Among the immediate benefits that will be given to startups that qualify the selection and application process are:
- Full or partial subsidy for the registration and cost in the application and processing of permits and certificates required for the business registration and operation of an enterprise with the appropriate national and local government agency;
- Endorsement of the host agency for the expedited or prioritized processing of applications with other government agencies;
- Full or partial subsidy for the use of facilities, office space, equipment, and/or services provided by the government or private enterprises or institutions;
- Full or partial subsidy in the use of repurposed government spaces and facilities of the host agency as the registered business address of the startup;
- Grants-in-aid for research, development, training, and expansion projects;
- Endorsement of the host agency for the expedited or prioritized processing of travel documents of startup members for the purpose of joining startup events and competitions abroad;
- Full or partial subsidy for fees and charges incurred in applying for travel documents;
- Full or partial subsidy for baggage allowance for materials, equipment, and products required for the participation in local and international startup events;
- Full or partial subsidy for airfare; and
- Per diem allowance.
The Philippine Economic Zone Authority (PEZA) is also tasked under RA 11337 to pursue and promote the creation of Philippine Startup Ecozones in consultation and coordination with DOST, DTI and DICT. In turn, the law requires these host agencies to promote and facilitate the registration of qualified startups in PEZA’s Ecozones. Investment promotions agencies are likewise authorized to extend applicable benefits to startups under their respective rules.

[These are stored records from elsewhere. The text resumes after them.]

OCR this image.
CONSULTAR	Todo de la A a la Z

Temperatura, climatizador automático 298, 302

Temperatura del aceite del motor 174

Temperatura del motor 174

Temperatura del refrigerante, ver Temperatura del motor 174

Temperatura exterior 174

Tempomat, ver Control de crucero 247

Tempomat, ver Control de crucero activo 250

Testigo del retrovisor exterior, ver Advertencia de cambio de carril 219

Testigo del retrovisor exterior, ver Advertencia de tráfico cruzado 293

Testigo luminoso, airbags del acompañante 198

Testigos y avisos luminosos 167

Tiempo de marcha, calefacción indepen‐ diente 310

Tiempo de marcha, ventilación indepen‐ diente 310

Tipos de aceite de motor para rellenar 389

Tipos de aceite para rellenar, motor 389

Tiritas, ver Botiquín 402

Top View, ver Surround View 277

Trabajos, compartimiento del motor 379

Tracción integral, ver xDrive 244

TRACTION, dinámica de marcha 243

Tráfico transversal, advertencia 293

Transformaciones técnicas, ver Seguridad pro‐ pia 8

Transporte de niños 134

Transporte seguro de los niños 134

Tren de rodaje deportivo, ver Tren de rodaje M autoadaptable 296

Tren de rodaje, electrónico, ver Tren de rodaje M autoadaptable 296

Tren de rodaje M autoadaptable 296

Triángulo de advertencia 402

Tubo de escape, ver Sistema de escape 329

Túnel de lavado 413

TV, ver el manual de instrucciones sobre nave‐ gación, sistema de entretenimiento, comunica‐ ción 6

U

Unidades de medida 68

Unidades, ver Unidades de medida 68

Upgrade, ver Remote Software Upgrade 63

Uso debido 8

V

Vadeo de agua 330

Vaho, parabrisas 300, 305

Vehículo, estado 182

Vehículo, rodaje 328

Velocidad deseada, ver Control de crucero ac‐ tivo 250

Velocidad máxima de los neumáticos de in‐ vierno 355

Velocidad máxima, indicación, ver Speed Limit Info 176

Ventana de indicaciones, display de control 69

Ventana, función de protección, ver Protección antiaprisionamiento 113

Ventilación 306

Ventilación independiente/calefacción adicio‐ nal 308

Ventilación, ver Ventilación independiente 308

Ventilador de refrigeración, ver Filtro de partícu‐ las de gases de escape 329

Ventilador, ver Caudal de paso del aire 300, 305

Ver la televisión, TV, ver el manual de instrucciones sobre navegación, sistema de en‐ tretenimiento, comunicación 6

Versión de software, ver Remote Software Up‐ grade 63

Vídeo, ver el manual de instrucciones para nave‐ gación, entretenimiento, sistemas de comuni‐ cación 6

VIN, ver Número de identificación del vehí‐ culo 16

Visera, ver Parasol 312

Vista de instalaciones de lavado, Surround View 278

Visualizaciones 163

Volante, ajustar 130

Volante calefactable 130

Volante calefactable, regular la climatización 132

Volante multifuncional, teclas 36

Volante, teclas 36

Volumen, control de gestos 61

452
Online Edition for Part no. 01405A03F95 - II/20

Under RA 11337, startups can take advantage of additional funding through a Startup Grant Fund that will be made available separately through the DOST, DTI and DICT. Moreover, the DTI, in coordination with the National Development Company, shall administer a Startup Venture Fund. The SVF will be used to match private sector investments in Philippine startups.
A new set of visas under the Department of Foreign Affairs is also established through RA 11337. Owners and employees of startups registered in the Philippines will be eligible for their respective startup visas when endorsed by host agencies. The startup visas will be valid for 5 years and may be renewed or extended for another 3.
For prospective startup owners and investors, the DFA may issue multiple entry startup visas, subject to the endorsement of host agencies. Bearers of the startup visas will be exempted from securing Alien Employment Permits from the Department of Labor and Employment.
Private Sector Participation
RA 11337 envisions the close participation of the private sector in creating the startup ecosystem. This can be seen providing almost the same benefits to startup enablers, which are persons or entities that provide goods, services or capital crucial in the operation and growth of startups. These enablers are also required to register with the host agencies in order to avail of the benefits. With the ease of creating one-person corporations already established by the Securities and Exchange Commission, it is anticipated that Filipino scientists, researchers, and engineers will be able to leverage these government facilities and establish their own startups in the very near future.